THE ashes of Anthony Walter Dayrell Brooke, the last Rajah Muda of Sarawak, has been brought back to the state.
A memorial was held at St Thomas’ Cathedral in Kuching yesterday, in the presence of family and friends of the former Sarawakian, who died in New Zealand on March 2, 2011.
Those who attended included local dignitaries, British Deputy High Commissioner Ray Kyles and New Zealand High Commissioner His Excellency David Pine.
Anthony, who studied Malay and Mohammedan Law (Islamic Law) at the School of Oriental and African Studies, Magdalene Cambridge, was the last member of the Brooke family to have administered Sarawak.
His wife, Gita, spoke at the memorial.
“Sarawak was truly the country in which Anthony felt at home,” she told the audience of several hundred.
“Towards the last years of his life, Anthony did from time to time wonder whether his ashes would be welcomed back to Sarawak, and if possible, asked that I bring them to you.”
Anthony’s ashes was yesterday evening interred at the Brooke Memorial in front of Fort Margherita near Petra Jaya.
His urn by a New Zealand artist is inscribed with the words: “By the act of your ancestors and mine, and by the accident of birth, I was born to be your servant”.
Gita described the location along Sarawak River as “peaceful and beautiful”.
The last of the ruling Brookes will be remembered for his opposition to the cession and annexation of Sarawak as a British colony in 1946.
He led a five-year campaign, withdrawing only when the risk of a spread in communism appeared a greater threat to peace and stability in Sarawak.
Since Sarawak joined Malaya, Sabah and Singapore to form Malaysia in 1963, Anthony was welcomed back in 1964 and in 1983.
Anthony spent the last 30 years of his life in New Zealand’s countryside, christening the house he shared with Gita as “Rumah Brooke”.
Since 1975, the couple have been involved with the charity “Peace Through Unity”, which seeks to bring peace to the global community via instruments like the United Nations.
Gita said despite Anthony’s frail health in the last years, he would still be fixated on his foremost aim.
“The very last message, which he struggled to write down reads: Never before have the problems in the world presented individuals with a greater challenge to participate in helping to find a solution,” Gita said.
Grandson Jason Brooke described his grandfather as a “very public servant of Sarawak”.
“My grandfather’s life in Sarawak spanned final days of the Rajah, through boom, recession and two world wars, through the occupation, liberation, colonisation, independence, via confrontation and modernisation,” Jason said.
“Today, we mark his final commemoration. This day would have meant a great deal to him. It is the end of a very remarkable journey. The fate of my grandfather and Sarawak are irrevocably intertwined, each moulding and shaping the other.”

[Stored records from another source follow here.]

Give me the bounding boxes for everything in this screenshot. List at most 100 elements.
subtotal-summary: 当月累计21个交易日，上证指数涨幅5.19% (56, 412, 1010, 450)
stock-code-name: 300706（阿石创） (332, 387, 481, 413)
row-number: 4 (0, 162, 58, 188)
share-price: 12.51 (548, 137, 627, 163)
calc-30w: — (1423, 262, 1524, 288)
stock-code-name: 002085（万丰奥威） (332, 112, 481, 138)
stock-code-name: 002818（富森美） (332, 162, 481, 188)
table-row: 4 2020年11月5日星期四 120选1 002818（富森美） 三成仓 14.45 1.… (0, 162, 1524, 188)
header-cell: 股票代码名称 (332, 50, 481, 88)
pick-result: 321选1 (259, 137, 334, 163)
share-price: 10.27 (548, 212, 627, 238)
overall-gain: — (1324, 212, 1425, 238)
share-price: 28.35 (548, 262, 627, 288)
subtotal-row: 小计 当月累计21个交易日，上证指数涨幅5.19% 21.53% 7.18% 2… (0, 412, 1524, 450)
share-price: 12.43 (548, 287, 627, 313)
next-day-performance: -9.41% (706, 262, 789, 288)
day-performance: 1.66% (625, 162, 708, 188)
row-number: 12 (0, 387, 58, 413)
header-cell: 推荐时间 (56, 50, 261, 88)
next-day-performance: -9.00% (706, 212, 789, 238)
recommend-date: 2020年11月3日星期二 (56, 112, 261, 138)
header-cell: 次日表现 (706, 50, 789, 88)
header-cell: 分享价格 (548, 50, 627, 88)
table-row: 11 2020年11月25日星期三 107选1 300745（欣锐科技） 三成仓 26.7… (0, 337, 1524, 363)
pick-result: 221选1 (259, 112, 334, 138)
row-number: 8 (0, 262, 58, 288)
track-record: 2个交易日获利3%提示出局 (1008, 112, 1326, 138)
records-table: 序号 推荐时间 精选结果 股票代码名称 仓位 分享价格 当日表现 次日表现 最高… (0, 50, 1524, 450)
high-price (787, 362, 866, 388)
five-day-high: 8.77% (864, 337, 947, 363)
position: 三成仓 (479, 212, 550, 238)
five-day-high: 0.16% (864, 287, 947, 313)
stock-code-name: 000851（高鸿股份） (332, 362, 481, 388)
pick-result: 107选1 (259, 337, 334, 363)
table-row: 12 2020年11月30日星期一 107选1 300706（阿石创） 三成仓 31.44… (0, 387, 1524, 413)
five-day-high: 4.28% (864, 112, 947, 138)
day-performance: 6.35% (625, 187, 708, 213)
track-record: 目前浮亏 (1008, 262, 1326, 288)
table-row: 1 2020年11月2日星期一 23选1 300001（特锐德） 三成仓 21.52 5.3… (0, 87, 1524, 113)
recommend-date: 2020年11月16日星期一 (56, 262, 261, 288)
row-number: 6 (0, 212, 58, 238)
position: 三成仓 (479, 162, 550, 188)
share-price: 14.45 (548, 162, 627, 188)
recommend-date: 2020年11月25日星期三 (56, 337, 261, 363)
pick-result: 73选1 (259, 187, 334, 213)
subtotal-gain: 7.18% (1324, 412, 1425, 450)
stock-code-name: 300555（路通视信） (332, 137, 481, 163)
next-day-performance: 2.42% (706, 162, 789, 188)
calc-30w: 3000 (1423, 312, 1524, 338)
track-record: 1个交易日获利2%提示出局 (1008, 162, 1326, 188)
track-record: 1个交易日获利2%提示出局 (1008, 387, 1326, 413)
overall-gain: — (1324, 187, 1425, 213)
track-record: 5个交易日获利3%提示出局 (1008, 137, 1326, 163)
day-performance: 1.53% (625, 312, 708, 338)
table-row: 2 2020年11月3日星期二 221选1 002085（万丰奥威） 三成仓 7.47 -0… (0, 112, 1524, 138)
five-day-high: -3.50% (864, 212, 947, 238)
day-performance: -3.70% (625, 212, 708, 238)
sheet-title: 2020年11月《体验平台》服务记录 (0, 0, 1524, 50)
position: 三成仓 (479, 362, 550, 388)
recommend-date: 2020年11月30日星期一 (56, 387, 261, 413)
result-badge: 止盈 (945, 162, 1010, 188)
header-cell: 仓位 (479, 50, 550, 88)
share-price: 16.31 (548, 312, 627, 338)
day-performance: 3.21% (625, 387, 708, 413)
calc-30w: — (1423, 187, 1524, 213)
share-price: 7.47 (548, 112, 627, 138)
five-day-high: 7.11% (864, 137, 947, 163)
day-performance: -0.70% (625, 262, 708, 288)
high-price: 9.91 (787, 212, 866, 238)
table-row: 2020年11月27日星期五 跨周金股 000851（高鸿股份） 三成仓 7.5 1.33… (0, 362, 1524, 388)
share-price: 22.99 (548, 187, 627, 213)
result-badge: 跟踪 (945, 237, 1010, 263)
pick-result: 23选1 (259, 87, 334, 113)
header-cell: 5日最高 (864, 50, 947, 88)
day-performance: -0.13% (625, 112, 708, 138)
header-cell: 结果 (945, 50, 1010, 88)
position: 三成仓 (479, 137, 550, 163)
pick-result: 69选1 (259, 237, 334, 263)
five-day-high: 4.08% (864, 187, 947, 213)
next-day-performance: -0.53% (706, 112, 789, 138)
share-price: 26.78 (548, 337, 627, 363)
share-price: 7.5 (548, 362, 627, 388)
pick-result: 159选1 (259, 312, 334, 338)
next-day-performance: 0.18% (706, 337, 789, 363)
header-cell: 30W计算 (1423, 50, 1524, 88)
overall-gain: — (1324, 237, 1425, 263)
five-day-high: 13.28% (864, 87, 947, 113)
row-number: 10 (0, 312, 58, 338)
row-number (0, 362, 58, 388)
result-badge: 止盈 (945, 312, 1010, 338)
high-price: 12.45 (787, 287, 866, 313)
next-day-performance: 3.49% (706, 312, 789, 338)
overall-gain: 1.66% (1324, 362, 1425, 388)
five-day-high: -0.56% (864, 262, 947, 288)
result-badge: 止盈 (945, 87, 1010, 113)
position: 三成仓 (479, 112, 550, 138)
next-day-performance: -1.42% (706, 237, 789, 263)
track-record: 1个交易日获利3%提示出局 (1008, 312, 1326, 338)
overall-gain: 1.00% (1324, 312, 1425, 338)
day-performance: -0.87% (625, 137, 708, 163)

Jason said Sarawak might have changed on the surface but the “spirit” of the state has stayed the same.
“Anthony in his later years spoke of an enduring spiritual connection he believed to exist between the Brooke family and Sarawakians.
“Everywhere, on my own and my family’s visits, we are met with warmth.
“We see in the faces of Sarawakians a vision of harmony between people of different backgrounds.”
Jason, who visited Sarawak on several occasions since 2008, earlier this year initiated a gradual transfer of letters, documents and artefacts from the family’s archives and Rhodes House Library in Oxford to the state.
For the past three weeks, the Brooke descendents have been in Sarawak as guest of the 50th Malaysia Day celebrations, where they have stayed at Grand Margherita Hotel, named after the wife of Charles Brooke, the second White Rajah.